By Joe Queenan 

I am often accused of being a knee-jerk reactionary whose battle cry is, "Just leave it the way it was." But sometimes I welcome change where others do not. Social-media criticism in the wake of Ronald McDonald's recent makeover is a perfect example. It seems that some people didn't approve of Ronald's new hip, urban look. They didn't like the cargo pants, the red jacket. They didn't like the hair or even the attitude. They liked him the way he was.
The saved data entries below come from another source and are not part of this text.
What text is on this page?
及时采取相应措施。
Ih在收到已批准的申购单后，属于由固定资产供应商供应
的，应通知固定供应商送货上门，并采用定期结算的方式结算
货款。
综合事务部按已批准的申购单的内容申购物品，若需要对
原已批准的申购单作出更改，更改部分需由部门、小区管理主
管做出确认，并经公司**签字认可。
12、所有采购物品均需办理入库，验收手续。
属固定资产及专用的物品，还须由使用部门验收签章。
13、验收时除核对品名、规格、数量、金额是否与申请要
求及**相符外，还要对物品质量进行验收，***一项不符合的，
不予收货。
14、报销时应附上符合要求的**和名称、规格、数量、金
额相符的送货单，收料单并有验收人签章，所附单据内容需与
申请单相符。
I did not. I never liked Ronald McDonald's look, much less his vibe. For years, I patronized Burger King and Chuck E. Cheese just because I preferred the king's regal duds and the rodent's sartorially nuanced get-ups to the stupid clown costume Ronald McDonald always wore. Ronald McDonald's buffoonish threads may have been appropriate in the 1970s era of leisure suits and Fu-Manchus and Jimmy Carter. But sooner or later, that neo-Bozo look had to go.

Just as the feds gave Ben Franklin a new look on the $100 bill back in 1996--ditching the archaic, politically incorrect fur collar and replacing it with something kewl--McDonald's desperately needed to bring its mascot into the modern age. The company says it gave Ronald the makeover because it wanted to enhance his image on social media. I agree with this decision. Previously, Ronald had a scary, Insane Clown Posse look, inappropriate for Twitter and Facebook.

Ronald McDonald never seemed completely in control. He always looked addled, overexcited, kind of fried. The fright wig didn't help. I never wanted him anywhere near my kids. Now he looks sane, rational, together. He looks like Ronny McDonald from Human Resources or somebody you might meet at a book-signing by someone named Jonathan in Brooklyn.

I'm loving the new look. Which is hard for me to admit. I hated it when the Catholic Church switched over from Latin to English and let clerics start threatening the congregation with acoustic guitars. I hated it when Sammy Hagar replaced David Lee Roth in Van Halen. I still hate baseball's designated hitter rule. But I'm totally on board with the new Ronald McDonald. The dude rocks.

This is yet another case where the public needs to get over itself. The public instinctively complains about things like New Coke (which was actually quite good) and smaller cars (which make it cheaper to drive) and slot machines that dispense receipts instead of coins so that people like my mom, God rest her soul, don't get trampled or mugged.

The public always gets its hackles up about sensible innovations like seat belts and granola and the all-volunteer military and no-smoking rules in cancer wards. The public needs to zip it.

Here's another case where newer is better. The video review of challenged calls by umpires has incensed many baseball purists. They say that it slows down the game. But video review means that the umps are more likely to get calls right. I like instant challenges so much that I would like to see them applied to other areas of life.

You said that you would love, honor and obey me for richer or poorer, for better or worse, till death do us part. No, I never said anything about richer or poorer. Let's go to the video review. You said that you wanted growth and income, so I put you in Argentine short-term munis. No, I specifically said that I wanted preservation of capital and income. Let's go check the tape.

The last item on the list is architecture. People get all teary-eyed when revered buildings get the ax. Not me. I'm glad that New York's Whitney Museum of American Art is moving downtown. They can set the old building on fire for all I care; it looks like something the Stasi designed.

I feel the same way about Shea Stadium and the Spectrum and the old Boston Gardens. Gut 'em. Raze 'em. They look like the old Ronald McDonald.